O lavrador de Ipanema: contos de amor á natureza




“O lavrador de Ipanema: contos de amor à natureza”
(Neide Medeiros Santos – Leitora Votante da FNLIJ/PB)

Se uma criança pudesse fazer um mapa de uma cidade – pensava eu, olhando o pé de romã – ele teria menos casa e mais bichos.
(Rubem Braga. O lavrador de Ipanema).

Há livros que cativam o leitor no primeiro olhar - “O lavrador de Ipanema” (Record: 2013) é um desses livros que ficamos apaixonados só em examiná-lo exteriormente. A capa é uma verdadeira obra de arte, projeto gráfico de Leonardo Iaccarino e ilustrações do premiado artista Andrés Sandoval. As ilustrações que antecedem os textos são belos quadros que retratam flores e frutas. O autor dos textos é o cronista Rubem Braga.
Este ano se comemora 100 anos do nascimento de Rubem Braga e o cronista sempre declarou e registrou em suas crônicas o amor à natureza,  chegou a transformar a cobertura do seu apartamento em um verdadeiro pomar, por isso Paulo Mendes Campos denominou-o “lavrador de Ipanema”. O livro da Record é um presente para os leitores e uma justa homenagem a quem revelou, em suas crônicas, uma verdadeira paixão pelo verde.  
Esta primorosa edição da Record traz Nota da editora assinada por Guiomar Grammont, Apresentação de Januária Cristina Alves e Leusa Araújo, crônicas de Rubem Braga escritas em tempos diversos e o texto biográfico - Rubem Braga em dez tempos.  
            O texto “Rubem Braga em dez tempos” apresenta uma biografia do autor, mas de modo bem original; as datas servem apenas como marco referencial para que o leitor situe certos fatos relacionados com a vida do cronista.

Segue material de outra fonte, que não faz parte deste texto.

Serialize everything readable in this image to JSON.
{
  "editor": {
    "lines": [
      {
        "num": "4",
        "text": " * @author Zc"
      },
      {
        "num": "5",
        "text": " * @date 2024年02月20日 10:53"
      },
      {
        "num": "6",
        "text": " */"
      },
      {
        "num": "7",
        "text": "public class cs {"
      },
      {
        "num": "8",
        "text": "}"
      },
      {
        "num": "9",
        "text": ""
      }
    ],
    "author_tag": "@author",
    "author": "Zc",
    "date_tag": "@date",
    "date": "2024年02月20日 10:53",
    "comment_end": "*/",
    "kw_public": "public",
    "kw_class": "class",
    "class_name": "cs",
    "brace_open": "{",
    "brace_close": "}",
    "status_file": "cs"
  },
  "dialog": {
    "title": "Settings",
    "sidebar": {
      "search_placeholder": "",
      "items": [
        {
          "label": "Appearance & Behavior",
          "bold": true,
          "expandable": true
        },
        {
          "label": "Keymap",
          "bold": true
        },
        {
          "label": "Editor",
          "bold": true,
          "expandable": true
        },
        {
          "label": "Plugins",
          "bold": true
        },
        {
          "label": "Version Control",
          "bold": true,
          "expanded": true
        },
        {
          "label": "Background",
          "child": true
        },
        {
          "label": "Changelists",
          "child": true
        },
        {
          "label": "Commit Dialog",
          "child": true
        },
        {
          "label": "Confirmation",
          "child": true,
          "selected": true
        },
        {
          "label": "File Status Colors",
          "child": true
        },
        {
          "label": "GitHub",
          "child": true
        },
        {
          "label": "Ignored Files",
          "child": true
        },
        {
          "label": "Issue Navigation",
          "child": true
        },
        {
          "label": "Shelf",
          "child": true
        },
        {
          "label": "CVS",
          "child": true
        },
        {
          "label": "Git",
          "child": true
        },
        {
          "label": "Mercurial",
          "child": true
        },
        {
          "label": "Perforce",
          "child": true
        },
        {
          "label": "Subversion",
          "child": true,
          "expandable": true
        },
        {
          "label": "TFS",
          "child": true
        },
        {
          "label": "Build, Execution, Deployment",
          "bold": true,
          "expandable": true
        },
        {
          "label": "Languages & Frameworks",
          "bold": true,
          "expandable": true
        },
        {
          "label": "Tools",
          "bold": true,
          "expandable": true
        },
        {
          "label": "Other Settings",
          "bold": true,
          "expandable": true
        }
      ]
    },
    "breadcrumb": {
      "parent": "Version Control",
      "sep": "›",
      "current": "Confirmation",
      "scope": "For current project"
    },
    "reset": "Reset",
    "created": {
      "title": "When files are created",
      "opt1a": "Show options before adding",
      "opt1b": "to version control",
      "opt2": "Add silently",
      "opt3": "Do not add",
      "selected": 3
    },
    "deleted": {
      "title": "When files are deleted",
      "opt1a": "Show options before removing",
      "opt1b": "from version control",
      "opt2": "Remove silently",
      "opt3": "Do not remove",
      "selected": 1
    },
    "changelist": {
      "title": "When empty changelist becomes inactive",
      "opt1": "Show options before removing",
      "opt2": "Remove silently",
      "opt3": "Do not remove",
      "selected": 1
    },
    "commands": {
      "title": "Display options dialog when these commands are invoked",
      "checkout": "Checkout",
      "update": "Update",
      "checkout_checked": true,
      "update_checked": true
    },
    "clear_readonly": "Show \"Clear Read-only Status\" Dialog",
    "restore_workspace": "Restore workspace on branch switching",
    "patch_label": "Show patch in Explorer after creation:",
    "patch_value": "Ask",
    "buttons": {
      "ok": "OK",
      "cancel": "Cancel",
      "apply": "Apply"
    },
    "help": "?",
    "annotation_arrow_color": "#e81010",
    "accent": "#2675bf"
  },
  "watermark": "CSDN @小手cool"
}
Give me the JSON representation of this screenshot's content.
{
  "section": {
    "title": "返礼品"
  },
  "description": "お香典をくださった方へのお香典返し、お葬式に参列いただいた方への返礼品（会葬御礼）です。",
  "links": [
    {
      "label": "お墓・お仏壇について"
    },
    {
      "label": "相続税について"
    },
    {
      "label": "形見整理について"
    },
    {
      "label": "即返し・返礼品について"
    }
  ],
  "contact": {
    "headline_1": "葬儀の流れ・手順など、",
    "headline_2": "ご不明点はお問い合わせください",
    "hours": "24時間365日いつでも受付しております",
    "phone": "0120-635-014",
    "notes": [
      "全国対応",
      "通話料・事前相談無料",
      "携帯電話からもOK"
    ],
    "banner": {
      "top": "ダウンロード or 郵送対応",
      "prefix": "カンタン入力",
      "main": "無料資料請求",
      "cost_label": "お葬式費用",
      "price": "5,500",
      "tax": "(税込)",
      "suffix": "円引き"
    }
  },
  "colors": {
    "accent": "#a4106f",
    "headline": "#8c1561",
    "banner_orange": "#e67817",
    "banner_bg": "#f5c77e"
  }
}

Através desse texto ficamos sabendo que, por suas posições contrárias ao integralismo e ao presidente Getúlio Vargas, Rubem Braga foi perseguido, preso e obrigado a assinar seus textos com pseudônimos. Na 2ª. Guerra Mundial, viajou para Itália como correspondente do Diário Carioca e foi o único correspondente de guerra a acompanhar a batalha de Monte Castelo. Amante da liberdade, Rubem Braga também denunciou, em suas crônicas no Jornal do Brasil, a violência cometida pela ditadura militar nos porões do Dops, isso causou mal-estar á direção do JB, fato que o obrigou a sair do jornal.

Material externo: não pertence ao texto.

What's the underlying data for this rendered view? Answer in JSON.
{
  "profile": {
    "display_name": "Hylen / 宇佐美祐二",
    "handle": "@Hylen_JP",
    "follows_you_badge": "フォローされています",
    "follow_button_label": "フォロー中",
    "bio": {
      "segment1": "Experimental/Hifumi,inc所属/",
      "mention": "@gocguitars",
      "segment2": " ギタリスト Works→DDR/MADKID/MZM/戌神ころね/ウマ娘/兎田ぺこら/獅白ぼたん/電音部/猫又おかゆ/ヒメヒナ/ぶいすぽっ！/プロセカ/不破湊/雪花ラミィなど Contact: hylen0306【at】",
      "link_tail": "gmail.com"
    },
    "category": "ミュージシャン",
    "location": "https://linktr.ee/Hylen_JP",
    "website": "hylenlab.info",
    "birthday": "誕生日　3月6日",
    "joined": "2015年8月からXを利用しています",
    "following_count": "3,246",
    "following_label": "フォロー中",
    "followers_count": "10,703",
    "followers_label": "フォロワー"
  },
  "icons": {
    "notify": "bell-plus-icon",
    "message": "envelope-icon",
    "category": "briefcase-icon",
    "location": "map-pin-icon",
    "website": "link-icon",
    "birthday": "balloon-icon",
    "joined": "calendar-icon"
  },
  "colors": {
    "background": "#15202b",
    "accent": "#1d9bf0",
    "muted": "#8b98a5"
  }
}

             Foram selecionadas 14 crônicas para este livro.  Cada crônica apresenta uma ilustração de Andrés Sandoval. Folhas, flores e frutas diversas se espalham pelas páginas desse bonito livro. Algumas crônicas são bem conhecidas como “Um pé de milho” e “O cajueiro”, esta última me fez retornar ao tempo em que lecionava Literatura Brasileira na antiga ETFAL. “O cajueiro” foi lido e comentado durante as nossas aulas. Os alunos gostavam muito desse texto, um deles chegou a escrever uma bela paráfrase a partir da crônica sentimental de Rubem Braga. O herói sacrificado não foi um cajueiro, mas um pé de maracujá. Bons tempos!

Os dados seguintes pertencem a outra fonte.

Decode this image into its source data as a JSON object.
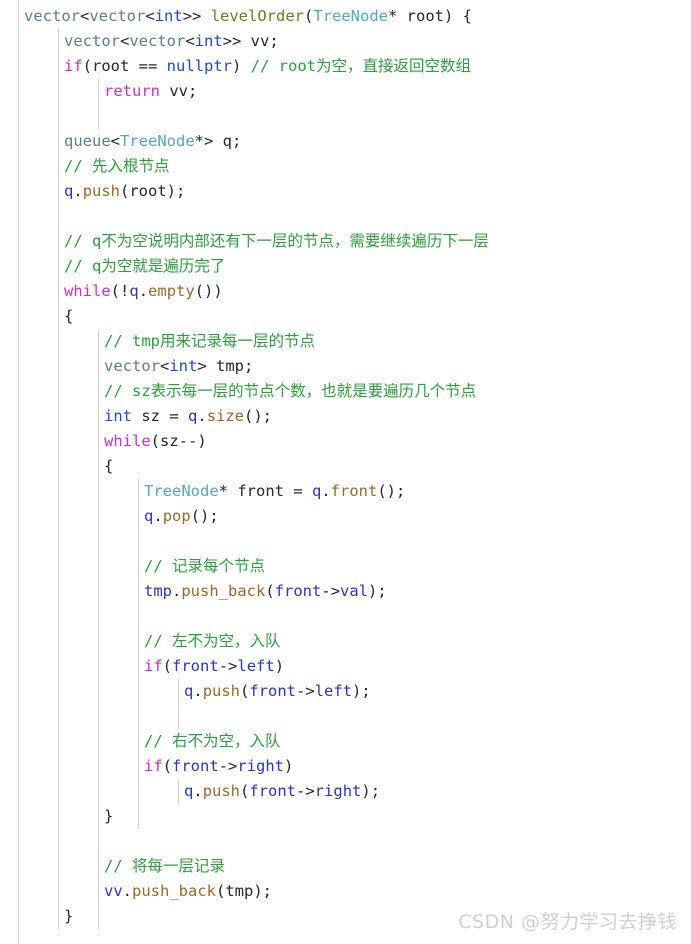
{
  "editor": {
    "language": "cpp",
    "background_color": "#ffffff",
    "gutter_rule_color": "#d7d7d7",
    "indent_guide_color": "#cfcfcf",
    "palette": {
      "type": "#5b7f95",
      "primitive": "#1a4cd6",
      "class": "#52a8c4",
      "function": "#7d7629",
      "keyword": "#c930d0",
      "method": "#9c6a28",
      "identifier": "#2b35c4",
      "comment": "#2e9e3e",
      "plain": "#24292e"
    }
  },
  "watermark": {
    "text": "CSDN @努力学习去挣钱",
    "color": "#d0d0d0"
  },
  "code": {
    "lines": [
      {
        "indent": 0,
        "guides": [],
        "tokens": [
          {
            "t": "vector",
            "c": "type"
          },
          {
            "t": "<",
            "c": "plain"
          },
          {
            "t": "vector",
            "c": "type"
          },
          {
            "t": "<",
            "c": "plain"
          },
          {
            "t": "int",
            "c": "prim"
          },
          {
            "t": ">> ",
            "c": "plain"
          },
          {
            "t": "levelOrder",
            "c": "func"
          },
          {
            "t": "(",
            "c": "plain"
          },
          {
            "t": "TreeNode",
            "c": "class"
          },
          {
            "t": "* root) {",
            "c": "plain"
          }
        ]
      },
      {
        "indent": 1,
        "guides": [
          1
        ],
        "tokens": [
          {
            "t": "vector",
            "c": "type"
          },
          {
            "t": "<",
            "c": "plain"
          },
          {
            "t": "vector",
            "c": "type"
          },
          {
            "t": "<",
            "c": "plain"
          },
          {
            "t": "int",
            "c": "prim"
          },
          {
            "t": ">> vv;",
            "c": "plain"
          }
        ]
      },
      {
        "indent": 1,
        "guides": [
          1
        ],
        "tokens": [
          {
            "t": "if",
            "c": "kw"
          },
          {
            "t": "(root == ",
            "c": "plain"
          },
          {
            "t": "nullptr",
            "c": "prim"
          },
          {
            "t": ") ",
            "c": "plain"
          },
          {
            "t": "// root为空，直接返回空数组",
            "c": "comment"
          }
        ]
      },
      {
        "indent": 2,
        "guides": [
          1,
          2
        ],
        "tokens": [
          {
            "t": "return",
            "c": "kw"
          },
          {
            "t": " vv;",
            "c": "plain"
          }
        ]
      },
      {
        "indent": 1,
        "guides": [
          1,
          2
        ],
        "tokens": []
      },
      {
        "indent": 1,
        "guides": [
          1
        ],
        "tokens": [
          {
            "t": "queue",
            "c": "type"
          },
          {
            "t": "<",
            "c": "plain"
          },
          {
            "t": "TreeNode",
            "c": "class"
          },
          {
            "t": "*> q;",
            "c": "plain"
          }
        ]
      },
      {
        "indent": 1,
        "guides": [
          1
        ],
        "tokens": [
          {
            "t": "// 先入根节点",
            "c": "comment"
          }
        ]
      },
      {
        "indent": 1,
        "guides": [
          1
        ],
        "tokens": [
          {
            "t": "q",
            "c": "ident"
          },
          {
            "t": ".",
            "c": "plain"
          },
          {
            "t": "push",
            "c": "method"
          },
          {
            "t": "(root);",
            "c": "plain"
          }
        ]
      },
      {
        "indent": 1,
        "guides": [
          1
        ],
        "tokens": []
      },
      {
        "indent": 1,
        "guides": [
          1
        ],
        "tokens": [
          {
            "t": "// q不为空说明内部还有下一层的节点，需要继续遍历下一层",
            "c": "comment"
          }
        ]
      },
      {
        "indent": 1,
        "guides": [
          1
        ],
        "tokens": [
          {
            "t": "// q为空就是遍历完了",
            "c": "comment"
          }
        ]
      },
      {
        "indent": 1,
        "guides": [
          1
        ],
        "tokens": [
          {
            "t": "while",
            "c": "kw"
          },
          {
            "t": "(!",
            "c": "plain"
          },
          {
            "t": "q",
            "c": "ident"
          },
          {
            "t": ".",
            "c": "plain"
          },
          {
            "t": "empty",
            "c": "method"
          },
          {
            "t": "())",
            "c": "plain"
          }
        ]
      },
      {
        "indent": 1,
        "guides": [
          1
        ],
        "tokens": [
          {
            "t": "{",
            "c": "plain"
          }
        ]
      },
      {
        "indent": 2,
        "guides": [
          1,
          2
        ],
        "tokens": [
          {
            "t": "// tmp用来记录每一层的节点",
            "c": "comment"
          }
        ]
      },
      {
        "indent": 2,
        "guides": [
          1,
          2
        ],
        "tokens": [
          {
            "t": "vector",
            "c": "type"
          },
          {
            "t": "<",
            "c": "plain"
          },
          {
            "t": "int",
            "c": "prim"
          },
          {
            "t": "> tmp;",
            "c": "plain"
          }
        ]
      },
      {
        "indent": 2,
        "guides": [
          1,
          2
        ],
        "tokens": [
          {
            "t": "// sz表示每一层的节点个数，也就是要遍历几个节点",
            "c": "comment"
          }
        ]
      },
      {
        "indent": 2,
        "guides": [
          1,
          2
        ],
        "tokens": [
          {
            "t": "int",
            "c": "prim"
          },
          {
            "t": " sz = ",
            "c": "plain"
          },
          {
            "t": "q",
            "c": "ident"
          },
          {
            "t": ".",
            "c": "plain"
          },
          {
            "t": "size",
            "c": "method"
          },
          {
            "t": "();",
            "c": "plain"
          }
        ]
      },
      {
        "indent": 2,
        "guides": [
          1,
          2
        ],
        "tokens": [
          {
            "t": "while",
            "c": "kw"
          },
          {
            "t": "(sz--)",
            "c": "plain"
          }
        ]
      },
      {
        "indent": 2,
        "guides": [
          1,
          2
        ],
        "tokens": [
          {
            "t": "{",
            "c": "plain"
          }
        ]
      },
      {
        "indent": 3,
        "guides": [
          1,
          2,
          3
        ],
        "tokens": [
          {
            "t": "TreeNode",
            "c": "class"
          },
          {
            "t": "* front = ",
            "c": "plain"
          },
          {
            "t": "q",
            "c": "ident"
          },
          {
            "t": ".",
            "c": "plain"
          },
          {
            "t": "front",
            "c": "method"
          },
          {
            "t": "();",
            "c": "plain"
          }
        ]
      },
      {
        "indent": 3,
        "guides": [
          1,
          2,
          3
        ],
        "tokens": [
          {
            "t": "q",
            "c": "ident"
          },
          {
            "t": ".",
            "c": "plain"
          },
          {
            "t": "pop",
            "c": "method"
          },
          {
            "t": "();",
            "c": "plain"
          }
        ]
      },
      {
        "indent": 3,
        "guides": [
          1,
          2,
          3
        ],
        "tokens": []
      },
      {
        "indent": 3,
        "guides": [
          1,
          2,
          3
        ],
        "tokens": [
          {
            "t": "// 记录每个节点",
            "c": "comment"
          }
        ]
      },
      {
        "indent": 3,
        "guides": [
          1,
          2,
          3
        ],
        "tokens": [
          {
            "t": "tmp",
            "c": "ident"
          },
          {
            "t": ".",
            "c": "plain"
          },
          {
            "t": "push_back",
            "c": "method"
          },
          {
            "t": "(",
            "c": "plain"
          },
          {
            "t": "front",
            "c": "ident"
          },
          {
            "t": "->",
            "c": "plain"
          },
          {
            "t": "val",
            "c": "ident"
          },
          {
            "t": ");",
            "c": "plain"
          }
        ]
      },
      {
        "indent": 3,
        "guides": [
          1,
          2,
          3
        ],
        "tokens": []
      },
      {
        "indent": 3,
        "guides": [
          1,
          2,
          3
        ],
        "tokens": [
          {
            "t": "// 左不为空，入队",
            "c": "comment"
          }
        ]
      },
      {
        "indent": 3,
        "guides": [
          1,
          2,
          3
        ],
        "tokens": [
          {
            "t": "if",
            "c": "kw"
          },
          {
            "t": "(",
            "c": "plain"
          },
          {
            "t": "front",
            "c": "ident"
          },
          {
            "t": "->",
            "c": "plain"
          },
          {
            "t": "left",
            "c": "ident"
          },
          {
            "t": ")",
            "c": "plain"
          }
        ]
      },
      {
        "indent": 4,
        "guides": [
          1,
          2,
          3,
          4
        ],
        "tokens": [
          {
            "t": "q",
            "c": "ident"
          },
          {
            "t": ".",
            "c": "plain"
          },
          {
            "t": "push",
            "c": "method"
          },
          {
            "t": "(",
            "c": "plain"
          },
          {
            "t": "front",
            "c": "ident"
          },
          {
            "t": "->",
            "c": "plain"
          },
          {
            "t": "left",
            "c": "ident"
          },
          {
            "t": ");",
            "c": "plain"
          }
        ]
      },
      {
        "indent": 3,
        "guides": [
          1,
          2,
          3,
          4
        ],
        "tokens": []
      },
      {
        "indent": 3,
        "guides": [
          1,
          2,
          3
        ],
        "tokens": [
          {
            "t": "// 右不为空，入队",
            "c": "comment"
          }
        ]
      },
      {
        "indent": 3,
        "guides": [
          1,
          2,
          3
        ],
        "tokens": [
          {
            "t": "if",
            "c": "kw"
          },
          {
            "t": "(",
            "c": "plain"
          },
          {
            "t": "front",
            "c": "ident"
          },
          {
            "t": "->",
            "c": "plain"
          },
          {
            "t": "right",
            "c": "ident"
          },
          {
            "t": ")",
            "c": "plain"
          }
        ]
      },
      {
        "indent": 4,
        "guides": [
          1,
          2,
          3,
          4
        ],
        "tokens": [
          {
            "t": "q",
            "c": "ident"
          },
          {
            "t": ".",
            "c": "plain"
          },
          {
            "t": "push",
            "c": "method"
          },
          {
            "t": "(",
            "c": "plain"
          },
          {
            "t": "front",
            "c": "ident"
          },
          {
            "t": "->",
            "c": "plain"
          },
          {
            "t": "right",
            "c": "ident"
          },
          {
            "t": ");",
            "c": "plain"
          }
        ]
      },
      {
        "indent": 2,
        "guides": [
          1,
          2,
          3
        ],
        "tokens": [
          {
            "t": "}",
            "c": "plain"
          }
        ]
      },
      {
        "indent": 2,
        "guides": [
          1,
          2
        ],
        "tokens": []
      },
      {
        "indent": 2,
        "guides": [
          1,
          2
        ],
        "tokens": [
          {
            "t": "// 将每一层记录",
            "c": "comment"
          }
        ]
      },
      {
        "indent": 2,
        "guides": [
          1,
          2
        ],
        "tokens": [
          {
            "t": "vv",
            "c": "ident"
          },
          {
            "t": ".",
            "c": "plain"
          },
          {
            "t": "push_back",
            "c": "method"
          },
          {
            "t": "(tmp);",
            "c": "plain"
          }
        ]
      },
      {
        "indent": 1,
        "guides": [
          1,
          2
        ],
        "tokens": [
          {
            "t": "}",
            "c": "plain"
          }
        ]
      }
    ]
  }
}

            ”Árvore” foi escrita quando Rubem Braga morava em Santiago do Chile e a imaginação do cronista voa como os pássaros. Ele compara o álamo que ficava junto à calçada do seu jardim a uma moça muito branca, de olhos verdes. E assim conclui essa crônica:  
“[...] o álamo junto do portão tem um vigor e uma pureza que me fazem bem pela manhã, como se todas as manhãs, ao abrir a janela, eu visse uma jovem imensa, muito clara, de olhos verdes, de pé, sorrindo para mim.” (2013: p. 63). Esta crônica traz a data de 1955.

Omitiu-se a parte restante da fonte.